Les mille combinaisons du carpaccio
Né à Venise au milieu du xxe siècle, le carpaccio se prête aujourd’hui à mille combinaisons, bien loin de la recette originale
E n ce printemps 1950, Venise resplendit de bannières rouges, la couleur fétiche du peintre de la Renaissance Vittore Carpaccio, annonçant ainsi la rétrospective au palais des Doges qui lui est consacrée. A quelques canaux de là, Giuseppe Cipriani, propriétaire du Harry’s Bar où se pressent Orson Welles, Charlie Chaplin ou Ernest Hemingway, a un problème de taille. Sa cliente favorite, la comtesse vénitienne Amalia Nani Mocenigo, l’informe, « des larmes dans les yeux », se souvient Arrigo le fils du patron, que son médecin a décidé de la soumettre à une diète stricte qui lui interdit toute viande cuite. Giuseppe ne se démonte pas, file en cuisine et revient en salle quinze minutes plus tard avec un plat de tranches de filet de boeuf cru recouvertes d’une mayonnaise. « Qu’est-ce que c’est ? » demande la comtesse. « Un boeuf carpaccio », répond le restaurateur du tac au tac, ayant à l’esprit les rouges subtils des toiles du peintre honoré à Venise.

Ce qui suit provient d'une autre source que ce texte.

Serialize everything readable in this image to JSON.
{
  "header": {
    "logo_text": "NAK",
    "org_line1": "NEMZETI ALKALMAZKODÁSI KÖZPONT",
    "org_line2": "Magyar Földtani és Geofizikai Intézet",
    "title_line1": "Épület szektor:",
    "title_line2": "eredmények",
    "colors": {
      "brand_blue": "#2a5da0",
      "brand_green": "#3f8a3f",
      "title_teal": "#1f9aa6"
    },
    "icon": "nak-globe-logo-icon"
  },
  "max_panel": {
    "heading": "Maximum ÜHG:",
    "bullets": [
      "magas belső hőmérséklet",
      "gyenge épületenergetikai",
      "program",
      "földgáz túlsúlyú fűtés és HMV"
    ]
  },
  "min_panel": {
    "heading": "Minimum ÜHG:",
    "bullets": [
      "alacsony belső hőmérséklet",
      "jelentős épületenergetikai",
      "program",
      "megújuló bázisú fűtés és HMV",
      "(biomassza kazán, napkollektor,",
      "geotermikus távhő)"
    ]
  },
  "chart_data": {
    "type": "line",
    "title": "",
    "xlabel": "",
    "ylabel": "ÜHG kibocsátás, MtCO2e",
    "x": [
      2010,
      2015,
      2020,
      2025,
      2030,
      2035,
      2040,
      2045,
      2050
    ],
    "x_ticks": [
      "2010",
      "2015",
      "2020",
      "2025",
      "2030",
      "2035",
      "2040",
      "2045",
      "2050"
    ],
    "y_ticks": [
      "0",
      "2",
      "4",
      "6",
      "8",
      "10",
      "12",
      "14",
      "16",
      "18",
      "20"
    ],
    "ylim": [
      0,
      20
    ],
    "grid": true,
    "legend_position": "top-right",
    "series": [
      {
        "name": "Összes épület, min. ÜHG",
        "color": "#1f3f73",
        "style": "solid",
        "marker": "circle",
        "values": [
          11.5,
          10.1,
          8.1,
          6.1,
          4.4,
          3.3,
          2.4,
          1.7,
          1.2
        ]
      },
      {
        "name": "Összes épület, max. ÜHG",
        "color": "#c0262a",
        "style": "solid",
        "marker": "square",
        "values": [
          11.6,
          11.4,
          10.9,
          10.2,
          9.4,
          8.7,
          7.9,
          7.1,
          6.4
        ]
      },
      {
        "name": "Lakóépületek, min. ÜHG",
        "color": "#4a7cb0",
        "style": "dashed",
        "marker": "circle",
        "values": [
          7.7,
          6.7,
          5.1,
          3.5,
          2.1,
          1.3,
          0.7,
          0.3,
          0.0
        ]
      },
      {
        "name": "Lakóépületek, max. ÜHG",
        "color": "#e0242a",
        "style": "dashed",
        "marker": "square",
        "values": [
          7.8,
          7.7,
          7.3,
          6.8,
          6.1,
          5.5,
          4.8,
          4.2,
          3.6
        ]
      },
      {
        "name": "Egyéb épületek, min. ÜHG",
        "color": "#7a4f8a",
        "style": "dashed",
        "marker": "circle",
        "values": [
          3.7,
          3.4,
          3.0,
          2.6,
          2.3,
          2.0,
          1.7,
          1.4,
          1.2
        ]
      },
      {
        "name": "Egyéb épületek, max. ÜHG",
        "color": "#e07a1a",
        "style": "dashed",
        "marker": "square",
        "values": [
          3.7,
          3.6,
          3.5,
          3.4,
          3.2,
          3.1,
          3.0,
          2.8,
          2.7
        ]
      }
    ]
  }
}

Si la recette initiale est bien connue – filet de boeuf coupé en tranches ultrafines, assaisonnées de mayonnaise, ketchup, sauce Worcestershire, gouttes de cognac, Tabasco, avec un peu de crème liquide –, elle est aujourd’hui servie à toutes les sauces. On la retrouve simplifiée, généralement rehaussée d’huile d’olive et de citron, parsemée de copeaux de parmesan et accompagnée de salade de roquette. « Il faut un peu d’acidité, avec le citron par exemple, car la viande crue, dépourvue du goût du gras qui a fondu, peut être fade », précise Benoît Bordier, chef du restaurant Le Saint Joseph à La Garenne-Colombe et auteur d’un livre sur le sujet. Par extension, on nommera carpaccio tout plat de produit cru tranché finement : l’appellation sera détournée pour des fruits de mer, des poissons et même des légumes. Un plat d’été par excellence, qu’on accompagnera bien sûr d’un bellini, le fameux cocktail vénitien au jus de pêches blanches et prosecco… Comme au Harry’s Bar.